Here are two lists. One denotes 10 things done solely with profit as an overriding motive; the other, 10 things in which the desire for profit plays little or no part. (If there is a related consequence, I put it in parentheses.)

Profit-Motivated

1. The Slave Trade (Civil War)
2. The Triangle Shirtwaist Fire
3. The Iraq War
4. Sex trafficking
5. Blood diamonds
6. The arms trade
7. The drug trade
8. The genocide of Native Americans
9. The destruction of rain forests
10. Off-shore drilling (The BP Disaster)

Little or No Profit Motive

1. Motherhood
2. Affection
3. Volunteering
4. The Arts
5. Play
6. Twelve-step Programs
7. National parks
8. Exploration
9. The Olympics
10. Education

The profit motive may be necessary, but “moral” hardly seems like the right adjective for it. Loan-sharking is not moral. Strip mining is not moral. Sweatshops are not moral. A world in which making money reigns as a supreme expression of morality would be a sorry utopia indeed. Greed may be inevitable, but the urge to accumulate as much as possible should be far down on the list of traits a society should ever want to anoint as one of its highest values.


Capitalism: Never Enough?

“How much is enough?” If we as a society are really committed to the notion that “more is always better” and if we believe we can sustain economic growth indefinitely.

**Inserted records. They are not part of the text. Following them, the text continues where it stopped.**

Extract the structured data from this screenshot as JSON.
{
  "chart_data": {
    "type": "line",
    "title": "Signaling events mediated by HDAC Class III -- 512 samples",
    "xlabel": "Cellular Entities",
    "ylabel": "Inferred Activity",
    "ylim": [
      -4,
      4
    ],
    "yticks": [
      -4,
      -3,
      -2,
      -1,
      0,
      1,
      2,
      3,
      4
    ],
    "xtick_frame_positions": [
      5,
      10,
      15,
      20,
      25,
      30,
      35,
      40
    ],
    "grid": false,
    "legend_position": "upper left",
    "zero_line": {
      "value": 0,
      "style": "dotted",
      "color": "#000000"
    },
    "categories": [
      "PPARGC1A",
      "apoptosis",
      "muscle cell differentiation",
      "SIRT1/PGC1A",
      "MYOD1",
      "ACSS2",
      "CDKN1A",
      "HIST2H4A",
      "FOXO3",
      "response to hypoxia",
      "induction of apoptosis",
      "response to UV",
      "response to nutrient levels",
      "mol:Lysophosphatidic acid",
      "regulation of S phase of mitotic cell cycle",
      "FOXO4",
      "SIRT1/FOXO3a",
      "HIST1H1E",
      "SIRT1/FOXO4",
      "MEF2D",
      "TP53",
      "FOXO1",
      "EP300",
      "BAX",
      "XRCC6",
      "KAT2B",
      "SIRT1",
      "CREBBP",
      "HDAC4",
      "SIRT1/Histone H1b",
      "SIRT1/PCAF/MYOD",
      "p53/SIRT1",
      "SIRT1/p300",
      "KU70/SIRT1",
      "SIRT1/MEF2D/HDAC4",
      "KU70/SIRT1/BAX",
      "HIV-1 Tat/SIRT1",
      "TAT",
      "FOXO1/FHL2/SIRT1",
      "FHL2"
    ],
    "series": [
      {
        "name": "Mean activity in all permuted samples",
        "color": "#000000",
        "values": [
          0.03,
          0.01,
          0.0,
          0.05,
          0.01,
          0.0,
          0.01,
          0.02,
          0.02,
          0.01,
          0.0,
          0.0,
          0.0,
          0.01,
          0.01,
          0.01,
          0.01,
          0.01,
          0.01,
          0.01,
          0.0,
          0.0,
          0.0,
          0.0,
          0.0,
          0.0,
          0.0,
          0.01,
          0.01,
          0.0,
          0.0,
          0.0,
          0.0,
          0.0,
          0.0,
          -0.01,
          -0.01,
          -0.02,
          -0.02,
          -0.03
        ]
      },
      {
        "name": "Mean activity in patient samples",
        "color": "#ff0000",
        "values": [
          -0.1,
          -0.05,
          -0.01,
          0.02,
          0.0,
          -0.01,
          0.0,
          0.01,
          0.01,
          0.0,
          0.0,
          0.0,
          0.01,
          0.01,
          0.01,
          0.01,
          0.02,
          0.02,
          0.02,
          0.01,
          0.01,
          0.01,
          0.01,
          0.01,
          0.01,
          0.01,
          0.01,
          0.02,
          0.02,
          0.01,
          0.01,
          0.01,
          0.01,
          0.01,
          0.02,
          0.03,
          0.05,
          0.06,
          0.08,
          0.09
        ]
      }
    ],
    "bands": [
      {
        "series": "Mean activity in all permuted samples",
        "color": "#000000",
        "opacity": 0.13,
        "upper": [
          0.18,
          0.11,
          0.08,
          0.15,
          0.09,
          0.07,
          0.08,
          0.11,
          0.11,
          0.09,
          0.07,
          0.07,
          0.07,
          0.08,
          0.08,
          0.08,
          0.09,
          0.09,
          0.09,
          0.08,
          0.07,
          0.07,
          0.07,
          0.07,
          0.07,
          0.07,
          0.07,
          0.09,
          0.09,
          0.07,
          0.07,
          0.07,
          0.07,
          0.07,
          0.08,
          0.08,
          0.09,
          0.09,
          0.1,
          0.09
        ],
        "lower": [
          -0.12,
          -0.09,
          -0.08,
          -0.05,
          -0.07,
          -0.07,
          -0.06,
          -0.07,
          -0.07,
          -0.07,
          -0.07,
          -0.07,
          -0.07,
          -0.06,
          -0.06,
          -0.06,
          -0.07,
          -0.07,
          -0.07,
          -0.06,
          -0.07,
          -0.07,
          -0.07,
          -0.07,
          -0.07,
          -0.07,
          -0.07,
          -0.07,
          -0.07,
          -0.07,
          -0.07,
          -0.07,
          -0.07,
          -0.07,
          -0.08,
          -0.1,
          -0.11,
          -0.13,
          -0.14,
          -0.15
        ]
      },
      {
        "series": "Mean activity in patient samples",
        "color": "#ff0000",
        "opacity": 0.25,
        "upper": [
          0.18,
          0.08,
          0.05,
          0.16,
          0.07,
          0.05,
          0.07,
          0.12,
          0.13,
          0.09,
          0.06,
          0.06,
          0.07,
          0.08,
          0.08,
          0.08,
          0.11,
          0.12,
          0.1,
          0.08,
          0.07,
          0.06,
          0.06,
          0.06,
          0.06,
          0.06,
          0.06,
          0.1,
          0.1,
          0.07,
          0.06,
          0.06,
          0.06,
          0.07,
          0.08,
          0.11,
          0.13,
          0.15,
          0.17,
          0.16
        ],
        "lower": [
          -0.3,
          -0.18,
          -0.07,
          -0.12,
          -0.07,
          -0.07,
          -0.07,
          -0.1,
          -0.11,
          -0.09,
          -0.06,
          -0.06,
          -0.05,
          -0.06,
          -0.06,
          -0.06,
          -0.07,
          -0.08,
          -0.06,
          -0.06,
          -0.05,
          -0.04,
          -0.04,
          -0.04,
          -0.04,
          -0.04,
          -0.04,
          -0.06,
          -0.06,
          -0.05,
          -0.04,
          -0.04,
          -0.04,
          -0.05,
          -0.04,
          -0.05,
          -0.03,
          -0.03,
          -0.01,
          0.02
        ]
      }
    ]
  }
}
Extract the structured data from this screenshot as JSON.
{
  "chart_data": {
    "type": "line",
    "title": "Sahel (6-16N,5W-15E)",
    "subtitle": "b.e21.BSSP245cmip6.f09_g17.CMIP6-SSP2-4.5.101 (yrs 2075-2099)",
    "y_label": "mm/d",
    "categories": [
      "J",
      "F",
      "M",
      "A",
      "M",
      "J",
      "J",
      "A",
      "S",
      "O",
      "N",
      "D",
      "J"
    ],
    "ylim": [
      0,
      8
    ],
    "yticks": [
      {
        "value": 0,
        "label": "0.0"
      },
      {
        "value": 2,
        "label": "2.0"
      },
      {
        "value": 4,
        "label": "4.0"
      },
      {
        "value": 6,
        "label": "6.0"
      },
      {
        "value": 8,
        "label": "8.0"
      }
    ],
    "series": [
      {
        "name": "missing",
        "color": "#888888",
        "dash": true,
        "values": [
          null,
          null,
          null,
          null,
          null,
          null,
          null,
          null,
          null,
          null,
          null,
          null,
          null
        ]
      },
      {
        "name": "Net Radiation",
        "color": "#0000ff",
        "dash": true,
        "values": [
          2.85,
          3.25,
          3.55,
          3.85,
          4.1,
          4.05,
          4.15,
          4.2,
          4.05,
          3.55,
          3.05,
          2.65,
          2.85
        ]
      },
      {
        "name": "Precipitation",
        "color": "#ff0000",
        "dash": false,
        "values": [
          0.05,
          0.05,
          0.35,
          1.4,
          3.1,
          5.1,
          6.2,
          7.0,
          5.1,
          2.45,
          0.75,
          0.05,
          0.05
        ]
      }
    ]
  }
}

“Our enormously productive economy demands that we make consumption our way of life … that we convert the buying and use of goods into rituals, that we seek our spiritual satisfaction, our ego satisfaction in consumption… .We need things consumed, burned up, replaced and discarded at an ever accelerating rate.”

But as an engine for humanity, it is not sufficient to simply buy and sell. Many economists today are suggesting we must not rely on growth as our sole criteria for judging a ‘healthy’ economy — that we must find ways to measure the quality of people’s lives and the impacts we are having that are not based on just dollars and cents. We have all heard that money can’t buy happiness. Now we’re having to acknowledge that happiness is not a commodity to be bought and sold, and we can no longer afford to be addicted to consumption.

I am not against the theory of Capitalism as a means for distributing goods and services, just as I am not against alcohol. I am, however, against Capitalism or any economic theory when it becomes an ideology, just as I am against a pervasive culture of drinking and drugs in which individuals lose their capacity to choose (or even question their choices).

When our practices become so pervasive that they ‘take over’ people’s thinking to the extent they self-destruct (for example, through excessive drinking or excessive debt), then we need to stop and ask what is really going on. We need to challenge our most basic beliefs and assumptions about what we want, how we are living and the choices we are making.

Creating any new habit is difficult. And getting beyond an addiction can be extremely challenging. But having the courage to take stock and get clear about what we want is the essence of what makes us who we are. This is exactly what we need to do to create the foundations for whatever possible future we want.